Karl Popper foi um grande filósofo austríaco bastante conhecido por sua contribuição para a filosofia da ciência. Foram suas idéias que fundaram o racionalismo crítico, que estabelece como critério de demarcação o princípio da falseabilidade. Em uma de suas contribuições mais geniais para a epistemologia, Popper comenta um pouco sobre seu conceito de conhecimento objetivo, e o terceiro mundo.

No texto clássico de seu livro de 1972 “Conhecimento Objetivo: Uma abordagem evolucionista”, Popper faz um exercício interessante. Propõe a existência de três mundos. O primeiro mundo é habitado por todas as coisas físicas, vivas ou não vivas. O segundo mundo é habitado pela consciência humana, “é o mundo da consciência ou dos estados mentais”, nas palavras do próprio Popper.

O terceiro mundo é habitado por conteúdos objetivos. Por conteúdo objetivo, podemos entender todo pensamento objetivo sobre algo, obras de arte, poesia, livros, conhecimento científico e por aí vai. Deste ponto em diante, é possível não só diferenciar um pensamento subjetivo de um pensamento objetivo, mas é também possível concluir uma independência do terceiro mundo.

Karl Popper

Karl Popper

Para Popper, um pensamento subjetivo é aquele ligado à estados mentais ou uma determinada disposição de agir. São, portanto, habitantes do segundo mundo. No terceiro mundo estão os problemas, teorias e similares. Uma vez propostos, este conhecimento objetivo ganha materialidade através de alguma mídia, como livros, e isso garante a eles sua independência.

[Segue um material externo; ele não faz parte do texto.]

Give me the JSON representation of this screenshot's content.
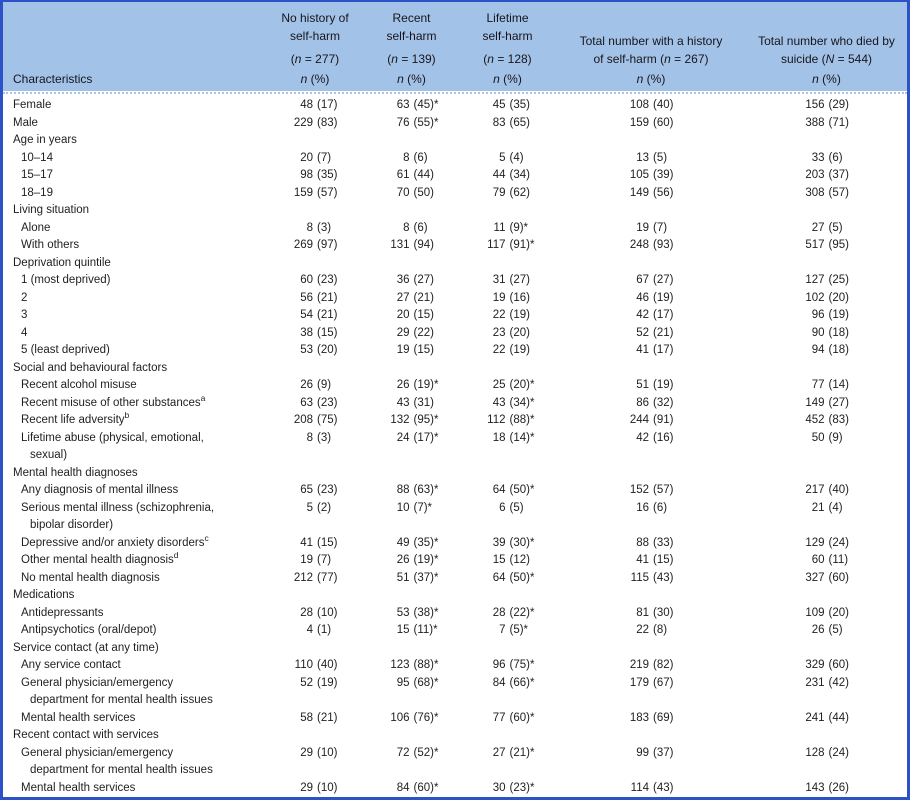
{
  "colors": {
    "border": "#2b52c7",
    "header_bg": "#a3c2e7",
    "text": "#1f1f1f"
  },
  "table": {
    "characteristics_label": "Characteristics",
    "n_pct": "n (%)",
    "columns": [
      {
        "lines": [
          "No history of",
          "self-harm"
        ],
        "count": "(n = 277)"
      },
      {
        "lines": [
          "Recent",
          "self-harm"
        ],
        "count": "(n = 139)"
      },
      {
        "lines": [
          "Lifetime",
          "self-harm"
        ],
        "count": "(n = 128)"
      },
      {
        "lines": [
          "Total number with a history",
          "of self-harm (n = 267)"
        ]
      },
      {
        "lines": [
          "Total number who died by",
          "suicide (N = 544)"
        ]
      }
    ],
    "rows": [
      {
        "type": "data",
        "indent": 0,
        "label": "Female",
        "values": [
          "48 (17)",
          "63 (45)*",
          "45 (35)",
          "108 (40)",
          "156 (29)"
        ]
      },
      {
        "type": "data",
        "indent": 0,
        "label": "Male",
        "values": [
          "229 (83)",
          "76 (55)*",
          "83 (65)",
          "159 (60)",
          "388 (71)"
        ]
      },
      {
        "type": "section",
        "label": "Age in years"
      },
      {
        "type": "data",
        "indent": 1,
        "label": "10–14",
        "values": [
          "20 (7)",
          "8 (6)",
          "5 (4)",
          "13 (5)",
          "33 (6)"
        ]
      },
      {
        "type": "data",
        "indent": 1,
        "label": "15–17",
        "values": [
          "98 (35)",
          "61 (44)",
          "44 (34)",
          "105 (39)",
          "203 (37)"
        ]
      },
      {
        "type": "data",
        "indent": 1,
        "label": "18–19",
        "values": [
          "159 (57)",
          "70 (50)",
          "79 (62)",
          "149 (56)",
          "308 (57)"
        ]
      },
      {
        "type": "section",
        "label": "Living situation"
      },
      {
        "type": "data",
        "indent": 1,
        "label": "Alone",
        "values": [
          "8 (3)",
          "8 (6)",
          "11 (9)*",
          "19 (7)",
          "27 (5)"
        ]
      },
      {
        "type": "data",
        "indent": 1,
        "label": "With others",
        "values": [
          "269 (97)",
          "131 (94)",
          "117 (91)*",
          "248 (93)",
          "517 (95)"
        ]
      },
      {
        "type": "section",
        "label": "Deprivation quintile"
      },
      {
        "type": "data",
        "indent": 1,
        "label": "1 (most deprived)",
        "values": [
          "60 (23)",
          "36 (27)",
          "31 (27)",
          "67 (27)",
          "127 (25)"
        ]
      },
      {
        "type": "data",
        "indent": 1,
        "label": "2",
        "values": [
          "56 (21)",
          "27 (21)",
          "19 (16)",
          "46 (19)",
          "102 (20)"
        ]
      },
      {
        "type": "data",
        "indent": 1,
        "label": "3",
        "values": [
          "54 (21)",
          "20 (15)",
          "22 (19)",
          "42 (17)",
          "96 (19)"
        ]
      },
      {
        "type": "data",
        "indent": 1,
        "label": "4",
        "values": [
          "38 (15)",
          "29 (22)",
          "23 (20)",
          "52 (21)",
          "90 (18)"
        ]
      },
      {
        "type": "data",
        "indent": 1,
        "label": "5 (least deprived)",
        "values": [
          "53 (20)",
          "19 (15)",
          "22 (19)",
          "41 (17)",
          "94 (18)"
        ]
      },
      {
        "type": "section",
        "label": "Social and behavioural factors"
      },
      {
        "type": "data",
        "indent": 1,
        "label": "Recent alcohol misuse",
        "values": [
          "26 (9)",
          "26 (19)*",
          "25 (20)*",
          "51 (19)",
          "77 (14)"
        ]
      },
      {
        "type": "data",
        "indent": 1,
        "label": "Recent misuse of other substances",
        "sup": "a",
        "values": [
          "63 (23)",
          "43 (31)",
          "43 (34)*",
          "86 (32)",
          "149 (27)"
        ]
      },
      {
        "type": "data",
        "indent": 1,
        "label": "Recent life adversity",
        "sup": "b",
        "values": [
          "208 (75)",
          "132 (95)*",
          "112 (88)*",
          "244 (91)",
          "452 (83)"
        ]
      },
      {
        "type": "data",
        "indent": 1,
        "label": "Lifetime abuse (physical, emotional,",
        "label2": "sexual)",
        "values": [
          "8 (3)",
          "24 (17)*",
          "18 (14)*",
          "42 (16)",
          "50 (9)"
        ]
      },
      {
        "type": "section",
        "label": "Mental health diagnoses"
      },
      {
        "type": "data",
        "indent": 1,
        "label": "Any diagnosis of mental illness",
        "values": [
          "65 (23)",
          "88 (63)*",
          "64 (50)*",
          "152 (57)",
          "217 (40)"
        ]
      },
      {
        "type": "data",
        "indent": 1,
        "label": "Serious mental illness (schizophrenia,",
        "label2": "bipolar disorder)",
        "values": [
          "5 (2)",
          "10 (7)*",
          "6 (5)",
          "16 (6)",
          "21 (4)"
        ]
      },
      {
        "type": "data",
        "indent": 1,
        "label": "Depressive and/or anxiety disorders",
        "sup": "c",
        "values": [
          "41 (15)",
          "49 (35)*",
          "39 (30)*",
          "88 (33)",
          "129 (24)"
        ]
      },
      {
        "type": "data",
        "indent": 1,
        "label": "Other mental health diagnosis",
        "sup": "d",
        "values": [
          "19 (7)",
          "26 (19)*",
          "15 (12)",
          "41 (15)",
          "60 (11)"
        ]
      },
      {
        "type": "data",
        "indent": 1,
        "label": "No mental health diagnosis",
        "values": [
          "212 (77)",
          "51 (37)*",
          "64 (50)*",
          "115 (43)",
          "327 (60)"
        ]
      },
      {
        "type": "section",
        "label": "Medications"
      },
      {
        "type": "data",
        "indent": 1,
        "label": "Antidepressants",
        "values": [
          "28 (10)",
          "53 (38)*",
          "28 (22)*",
          "81 (30)",
          "109 (20)"
        ]
      },
      {
        "type": "data",
        "indent": 1,
        "label": "Antipsychotics (oral/depot)",
        "values": [
          "4 (1)",
          "15 (11)*",
          "7 (5)*",
          "22 (8)",
          "26 (5)"
        ]
      },
      {
        "type": "section",
        "label": "Service contact (at any time)"
      },
      {
        "type": "data",
        "indent": 1,
        "label": "Any service contact",
        "values": [
          "110 (40)",
          "123 (88)*",
          "96 (75)*",
          "219 (82)",
          "329 (60)"
        ]
      },
      {
        "type": "data",
        "indent": 1,
        "label": "General physician/emergency",
        "label2": "department for mental health issues",
        "values": [
          "52 (19)",
          "95 (68)*",
          "84 (66)*",
          "179 (67)",
          "231 (42)"
        ]
      },
      {
        "type": "data",
        "indent": 1,
        "label": "Mental health services",
        "values": [
          "58 (21)",
          "106 (76)*",
          "77 (60)*",
          "183 (69)",
          "241 (44)"
        ]
      },
      {
        "type": "section",
        "label": "Recent contact with services"
      },
      {
        "type": "data",
        "indent": 1,
        "label": "General physician/emergency",
        "label2": "department for mental health issues",
        "values": [
          "29 (10)",
          "72 (52)*",
          "27 (21)*",
          "99 (37)",
          "128 (24)"
        ]
      },
      {
        "type": "data",
        "indent": 1,
        "label": "Mental health services",
        "values": [
          "29 (10)",
          "84 (60)*",
          "30 (23)*",
          "114 (43)",
          "143 (26)"
        ]
      }
    ]
  }
}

Se pensarmos na situação hipotética de uma catástrofe mundial, ou um holocausto, destruir todos os seres humanos, todas as nossas máquinas, cidades e traços de nossa civilização, sobrando no entanto nossas bibliotecas, é possível prever que uma futura civilização, não importando sua origem, poderia em tese ser capazes de decifrar nossos livros, acessando o terceiro mundo.

Veja que neste sentido, Popper considera muito mais importante a capacidade que um livro, ou um vídeo, ou um áudio, tem de ser interpretado do que o fato de ele ser realmente interpretado. Com efeito, ele defende que a maioria das pessoas não é capaz de fazer uma correta interpretação de um texto, seja o conteúdo deste texto ficcional ou não. É uma afirmação o bocado forte, e potencialmente verdadeira até hoje.

A beleza nesta idéia do filósofo austríaco é a maneira como o conhecimento, que as vezes nos é tão etéreo, ganha uma substancialidade quase real. Na analogia em que ele mesmo faz, assim como as aranhas produzem sua teia e as abelhas sua colméia, assim também produz o homem o conhecimento.

E quando não mais houver abelhas, ou aranhas, ou o homem, ainda haverá o traço de sua existência. Seja pela teia, pela colméia ou pelo terceiro mundo.